25.10.12

Phyllon Lamp Mimics Leaf Structure



The Phýllon lamp designed by Nikolay Hristov Ivanov was inspired by the complexity of a leaf’s veins system. A novel process that employs computer simulation is used to generate a design that operates close to a micro-scale. It started as a research design-investigation based on the distribution of the veins of a single leaf blade. The goal was not to mimic the leaf’s pattern of veins, but rather to have a new reading towards using a speculative data set and reconnecting it within certain logic – establish direct connections – more like covered with a spider net, creating complexity via the quantity of the elements, rather than the elements themselves. Via exploring a numerous configurations of points and diverse connection logics of growth, it crystallized as extremely fragile, elegant or even precious single object design.

Each leaf is composed of two layers – an external armour skeleton and internal soft membrane – that are merging into one homogeneous blade. The soft / silicon membrane is containing spherical photovoltaic cells, that makes the lamp self-sufficient – generates energy by itself. The structural filaments are conditioning the possibility of keeping the soft surface extremely thin, creating kind of backbone.

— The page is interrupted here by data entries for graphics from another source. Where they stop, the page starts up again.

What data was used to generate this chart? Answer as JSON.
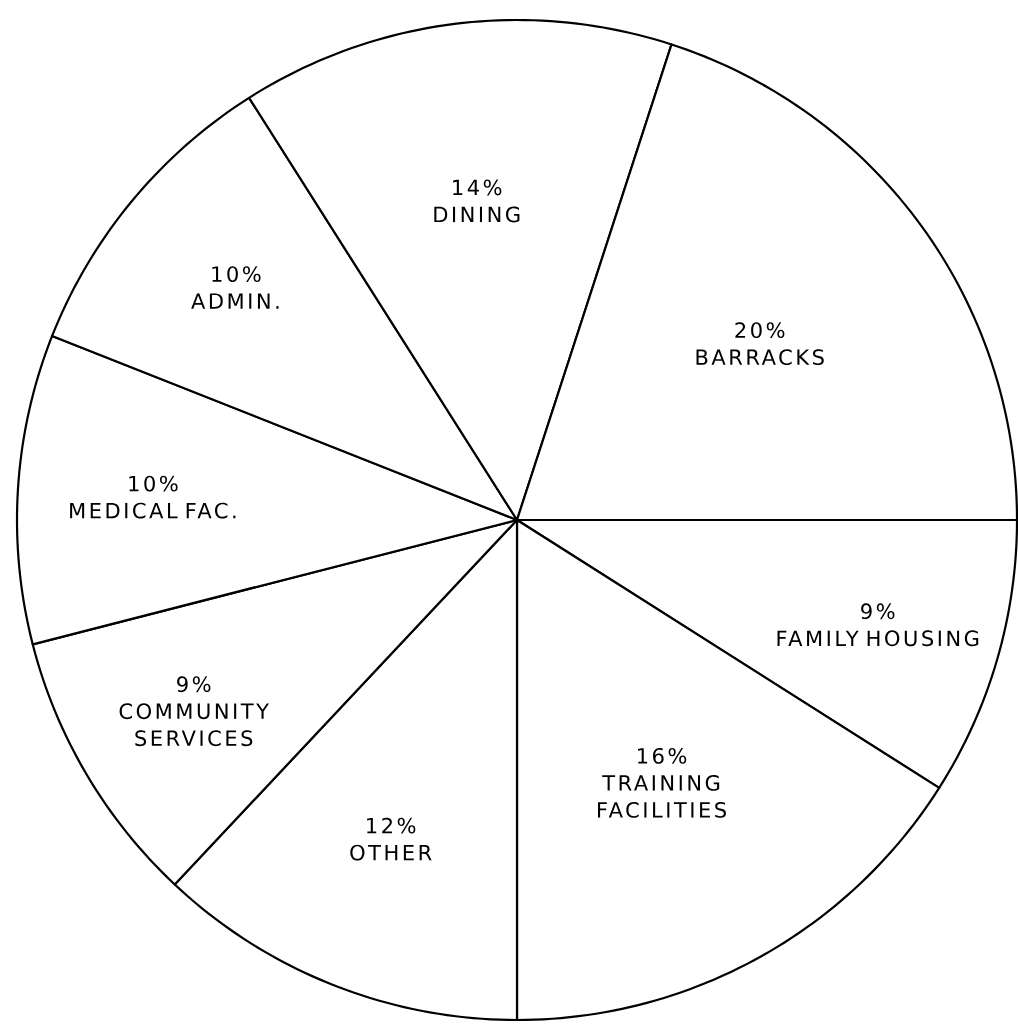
{
  "chart_data": {
    "type": "pie",
    "categories": [
      "FAMILY HOUSING",
      "TRAINING FACILITIES",
      "OTHER",
      "COMMUNITY SERVICES",
      "MEDICAL FAC.",
      "ADMIN.",
      "DINING",
      "BARRACKS"
    ],
    "values": [
      9,
      16,
      12,
      9,
      10,
      10,
      14,
      20
    ],
    "value_labels": [
      "9%",
      "16%",
      "12%",
      "9%",
      "10%",
      "10%",
      "14%",
      "20%"
    ],
    "colors": [
      "#ffffff",
      "#ffffff",
      "#ffffff",
      "#ffffff",
      "#ffffff",
      "#ffffff",
      "#ffffff",
      "#ffffff"
    ]
  }
}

Accumulating/emitting light: The distribution of the spherical photovoltaic cells and the LED light emitters on the surface of ‘’Phýllon” is according to the most common use and to the sun direction. In that sense the lamp will have diverse distribution – half of the surfaces will be covered with silicon crystal balls and the other half with LED lights. Due to the fact that accumulative and emit cells are having almost no difference, the surface will appear homogeneous. The solar energy will be stored in inner core.